Garbage collection (or a garbage collector) is an automatic memory management program that exists as part of .Net’s CLR (Common Language Runtime) and Java’s Java Virtual Machine (JVM). It’s sole purpose is to optimise a programs memory by deleting unreferenced objects and contiguously compacting the remaining objects to enable quick allocation of memory to newly instantiated objects.
In older programming languages, such as C++, garbage collection had to be done manually by the programmer calling an API when they wanted to remove unreferenced objects. This would have been time consuming and the potential for mistakes large, because the developer had to make sure to include a call to a collector each time an object was going out of scope. Also a programmer may manually delete an object when there are other references to it in the program, causing a pointer error, meaning other references to the object exist elsewhere in the program when the memory, previously allocated to this object, has been reallocated.
Garbage collection enables a developer to focus more on developing the features of a program rather than its maintenance.

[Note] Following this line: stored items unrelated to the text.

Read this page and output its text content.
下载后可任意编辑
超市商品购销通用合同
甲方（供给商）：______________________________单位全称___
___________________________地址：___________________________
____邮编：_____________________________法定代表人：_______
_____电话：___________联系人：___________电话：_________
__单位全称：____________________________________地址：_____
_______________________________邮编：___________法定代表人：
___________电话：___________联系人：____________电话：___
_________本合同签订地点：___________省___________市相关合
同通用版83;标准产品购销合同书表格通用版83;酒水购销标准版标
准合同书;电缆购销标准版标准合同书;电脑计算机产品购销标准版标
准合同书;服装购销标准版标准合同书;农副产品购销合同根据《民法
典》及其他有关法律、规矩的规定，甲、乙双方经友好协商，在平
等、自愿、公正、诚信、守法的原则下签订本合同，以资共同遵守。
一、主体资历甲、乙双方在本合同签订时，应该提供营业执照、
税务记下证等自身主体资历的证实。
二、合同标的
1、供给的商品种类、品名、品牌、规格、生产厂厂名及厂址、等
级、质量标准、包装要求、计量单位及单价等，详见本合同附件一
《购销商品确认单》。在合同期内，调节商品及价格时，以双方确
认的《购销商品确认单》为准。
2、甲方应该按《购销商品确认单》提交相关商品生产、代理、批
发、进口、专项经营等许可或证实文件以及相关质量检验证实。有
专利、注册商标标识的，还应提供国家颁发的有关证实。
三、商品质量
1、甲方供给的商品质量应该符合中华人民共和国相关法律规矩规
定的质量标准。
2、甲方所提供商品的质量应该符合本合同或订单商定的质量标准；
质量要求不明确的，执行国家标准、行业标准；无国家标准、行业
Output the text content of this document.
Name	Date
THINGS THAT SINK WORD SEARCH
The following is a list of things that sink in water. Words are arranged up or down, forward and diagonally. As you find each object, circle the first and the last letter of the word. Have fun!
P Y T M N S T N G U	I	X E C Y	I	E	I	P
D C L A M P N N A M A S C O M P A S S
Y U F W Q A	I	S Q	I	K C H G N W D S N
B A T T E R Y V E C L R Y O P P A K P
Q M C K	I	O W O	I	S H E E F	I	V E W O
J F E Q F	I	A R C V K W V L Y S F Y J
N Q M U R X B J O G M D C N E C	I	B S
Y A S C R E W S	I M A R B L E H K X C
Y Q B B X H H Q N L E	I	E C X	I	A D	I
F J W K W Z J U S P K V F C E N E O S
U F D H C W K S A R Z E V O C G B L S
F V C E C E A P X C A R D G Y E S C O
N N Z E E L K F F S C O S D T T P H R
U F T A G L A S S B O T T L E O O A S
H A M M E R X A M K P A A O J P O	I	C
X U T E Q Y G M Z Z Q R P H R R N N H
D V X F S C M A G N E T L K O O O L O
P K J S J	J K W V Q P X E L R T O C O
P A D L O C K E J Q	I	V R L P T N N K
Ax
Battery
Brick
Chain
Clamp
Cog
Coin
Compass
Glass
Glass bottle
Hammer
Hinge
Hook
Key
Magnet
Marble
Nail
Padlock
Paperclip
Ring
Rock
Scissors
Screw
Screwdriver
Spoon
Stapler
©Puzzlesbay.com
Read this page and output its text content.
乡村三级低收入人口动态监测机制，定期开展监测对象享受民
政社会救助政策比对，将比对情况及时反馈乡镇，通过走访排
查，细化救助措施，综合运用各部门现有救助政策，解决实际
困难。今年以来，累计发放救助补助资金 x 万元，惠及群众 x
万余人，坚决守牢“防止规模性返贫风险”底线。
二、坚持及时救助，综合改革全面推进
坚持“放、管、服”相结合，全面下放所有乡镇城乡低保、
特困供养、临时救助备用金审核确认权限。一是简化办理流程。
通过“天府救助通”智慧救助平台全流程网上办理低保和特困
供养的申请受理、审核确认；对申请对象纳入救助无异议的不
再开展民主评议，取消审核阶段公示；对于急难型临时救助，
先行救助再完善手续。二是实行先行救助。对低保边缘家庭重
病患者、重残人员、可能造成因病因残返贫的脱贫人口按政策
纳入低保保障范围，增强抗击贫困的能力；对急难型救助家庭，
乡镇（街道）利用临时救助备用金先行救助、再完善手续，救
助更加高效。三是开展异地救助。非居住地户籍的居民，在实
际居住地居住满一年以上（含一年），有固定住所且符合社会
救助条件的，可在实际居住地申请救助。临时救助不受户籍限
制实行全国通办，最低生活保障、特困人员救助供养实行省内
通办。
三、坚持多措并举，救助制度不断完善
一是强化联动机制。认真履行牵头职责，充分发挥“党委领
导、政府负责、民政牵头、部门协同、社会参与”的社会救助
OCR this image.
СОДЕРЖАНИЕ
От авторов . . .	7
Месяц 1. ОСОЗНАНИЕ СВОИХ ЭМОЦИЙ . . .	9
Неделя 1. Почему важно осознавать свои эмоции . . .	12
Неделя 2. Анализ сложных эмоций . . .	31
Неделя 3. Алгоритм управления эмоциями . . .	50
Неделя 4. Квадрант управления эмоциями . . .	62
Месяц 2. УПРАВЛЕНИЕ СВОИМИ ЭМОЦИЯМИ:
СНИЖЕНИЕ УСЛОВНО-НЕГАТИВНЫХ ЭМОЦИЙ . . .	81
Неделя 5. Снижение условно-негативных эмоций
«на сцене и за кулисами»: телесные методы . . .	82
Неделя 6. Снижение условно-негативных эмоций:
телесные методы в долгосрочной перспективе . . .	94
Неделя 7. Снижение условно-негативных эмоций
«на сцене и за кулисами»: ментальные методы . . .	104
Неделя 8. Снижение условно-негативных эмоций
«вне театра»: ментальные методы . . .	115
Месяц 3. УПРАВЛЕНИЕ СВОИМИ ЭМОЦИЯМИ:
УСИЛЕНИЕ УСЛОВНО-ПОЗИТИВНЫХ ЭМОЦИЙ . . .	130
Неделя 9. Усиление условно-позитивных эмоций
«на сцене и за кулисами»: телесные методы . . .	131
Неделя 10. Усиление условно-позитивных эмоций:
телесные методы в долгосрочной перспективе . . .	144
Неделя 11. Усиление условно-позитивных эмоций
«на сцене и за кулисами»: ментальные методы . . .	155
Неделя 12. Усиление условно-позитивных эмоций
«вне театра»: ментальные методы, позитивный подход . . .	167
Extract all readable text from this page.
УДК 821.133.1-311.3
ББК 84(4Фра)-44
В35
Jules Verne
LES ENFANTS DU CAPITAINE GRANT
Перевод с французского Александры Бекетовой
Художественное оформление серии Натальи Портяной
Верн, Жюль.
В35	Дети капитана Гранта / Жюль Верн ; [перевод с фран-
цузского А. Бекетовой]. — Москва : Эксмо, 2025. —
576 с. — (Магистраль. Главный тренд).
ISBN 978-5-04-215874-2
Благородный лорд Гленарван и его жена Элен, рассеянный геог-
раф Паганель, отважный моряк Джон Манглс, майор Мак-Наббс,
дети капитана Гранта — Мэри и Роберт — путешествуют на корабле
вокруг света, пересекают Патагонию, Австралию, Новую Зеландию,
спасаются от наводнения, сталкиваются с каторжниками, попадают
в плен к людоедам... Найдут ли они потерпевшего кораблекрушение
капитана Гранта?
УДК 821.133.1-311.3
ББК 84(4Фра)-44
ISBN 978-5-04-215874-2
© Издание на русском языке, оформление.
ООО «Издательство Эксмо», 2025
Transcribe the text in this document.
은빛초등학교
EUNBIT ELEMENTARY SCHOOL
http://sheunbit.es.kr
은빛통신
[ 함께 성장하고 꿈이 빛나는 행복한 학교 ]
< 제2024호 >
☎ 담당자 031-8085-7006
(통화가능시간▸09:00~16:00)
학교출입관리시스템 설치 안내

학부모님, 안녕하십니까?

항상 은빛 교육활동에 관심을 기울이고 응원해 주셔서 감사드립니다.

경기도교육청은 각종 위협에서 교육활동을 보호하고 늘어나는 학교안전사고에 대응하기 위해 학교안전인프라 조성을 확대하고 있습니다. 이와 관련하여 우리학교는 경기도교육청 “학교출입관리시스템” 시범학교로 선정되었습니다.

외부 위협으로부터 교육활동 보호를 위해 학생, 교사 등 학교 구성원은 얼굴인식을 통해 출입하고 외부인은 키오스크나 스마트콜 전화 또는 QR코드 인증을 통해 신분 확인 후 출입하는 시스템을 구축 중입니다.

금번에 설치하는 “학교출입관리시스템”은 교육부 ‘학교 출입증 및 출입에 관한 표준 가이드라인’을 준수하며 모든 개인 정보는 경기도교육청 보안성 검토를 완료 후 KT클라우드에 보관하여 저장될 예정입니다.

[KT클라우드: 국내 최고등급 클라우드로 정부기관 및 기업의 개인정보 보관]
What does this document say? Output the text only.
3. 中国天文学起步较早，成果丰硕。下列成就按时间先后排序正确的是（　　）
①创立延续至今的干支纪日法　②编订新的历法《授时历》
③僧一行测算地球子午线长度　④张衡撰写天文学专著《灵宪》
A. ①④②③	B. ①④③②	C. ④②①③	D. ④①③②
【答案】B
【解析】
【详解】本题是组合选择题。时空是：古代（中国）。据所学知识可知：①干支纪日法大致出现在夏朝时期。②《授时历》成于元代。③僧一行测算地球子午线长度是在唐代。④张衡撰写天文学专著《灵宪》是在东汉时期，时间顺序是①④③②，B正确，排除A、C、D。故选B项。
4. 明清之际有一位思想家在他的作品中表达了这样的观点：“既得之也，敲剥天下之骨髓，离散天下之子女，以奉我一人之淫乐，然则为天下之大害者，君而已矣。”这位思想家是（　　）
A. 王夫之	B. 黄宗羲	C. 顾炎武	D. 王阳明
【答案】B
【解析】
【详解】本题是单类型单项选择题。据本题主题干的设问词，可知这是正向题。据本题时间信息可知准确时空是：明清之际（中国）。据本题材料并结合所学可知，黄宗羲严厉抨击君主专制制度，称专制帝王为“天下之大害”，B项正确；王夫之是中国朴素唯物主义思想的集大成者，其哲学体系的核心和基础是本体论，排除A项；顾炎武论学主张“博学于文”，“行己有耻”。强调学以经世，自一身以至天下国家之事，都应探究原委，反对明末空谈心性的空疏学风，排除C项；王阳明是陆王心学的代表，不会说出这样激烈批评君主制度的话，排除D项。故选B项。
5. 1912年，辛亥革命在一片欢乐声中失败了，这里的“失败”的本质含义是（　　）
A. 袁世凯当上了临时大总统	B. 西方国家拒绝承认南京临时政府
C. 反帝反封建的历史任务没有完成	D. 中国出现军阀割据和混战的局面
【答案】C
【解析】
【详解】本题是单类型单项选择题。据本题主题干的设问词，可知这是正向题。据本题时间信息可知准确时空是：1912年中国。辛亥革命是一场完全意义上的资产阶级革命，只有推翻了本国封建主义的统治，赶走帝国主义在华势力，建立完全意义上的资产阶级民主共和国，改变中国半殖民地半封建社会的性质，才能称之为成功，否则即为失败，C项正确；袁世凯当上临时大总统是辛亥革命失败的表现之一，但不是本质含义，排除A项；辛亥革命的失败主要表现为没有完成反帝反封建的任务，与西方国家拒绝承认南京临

Without the benefit of a garbage collector the chances of a memory leak occuring greatly increase. Memory leaks occur when unreferenced objects are not collected and available memory is gradually limited to the point where it will impact the running and eventual failure of the program when new objects can not be instantiated due to insufficient memory being available.
The first time a minor garbage collection runs, all objects are automatically entered in to the “Eden space”. Garbage collection will then check for any unreferenced objects and delete them, it will then add any remaining objects to the first “From” survivor space (S0) and give these objects a number to identify their “age” or the number of times they have survived garbage collection. The next time a minor garbage collection occurs the same process happens with new objects in the “Eden” space but also garbage collection will occur in S0 to check if any unreferenced objects need to be deleted there. Any surviving objects from both Eden and S0 are copied to S1 (“To” Survivor space 2) and aged accordingly.
Garbage collection will continue in this fashion until the referenced objects reach a threshold age, at which point these objects will be copied to the “Tenured” space, or the “old” generation (or generation 2 in .Net). The survivor spaces being the “new” generation, and Eden being the initially allocated space. This is similar to the CLR’s 3 generation approach. Eventually major garbage collection will occur which will check for unreferenced objects in all spaces/generations including the Tenured space.
The CLR and JVM both run a collector in a similar way using Generational garbage collection.
The reason for this generational approach to garbage collection is primarily to reduce the time it takes to perform the garbage collection and therefore limit the processing resources necessary when performing garbage collection.
It is assumed that the older the objects the less likely they are to need collecting so they are placed in an older generation/space where they are checked less frequently.
Generally the younger generation objects will be objects created within methods that go out of scope very quickly, and so collected frequently, whereas older generation objects will be static or global objects accessed by the entire program, usually for the entire time the program runs.
A couple of disadvantages to Garbage collection are:
1. The garbage collector will run at random intervals, even if the developer specifically calls the garbage collector it won’t necessarily run at that precise time. This unpredictability could mean stalls could occur at inconvenient times which would not be acceptable for real-time applications, such as transactions.
2. The processing overhead that a system must use when garbage collection runs and decides which objects to delete and compacting existing objects to free up memory. A developer must consider the resources necessary to perform efficient garbage collection and ensure optimal performance for general running of the program.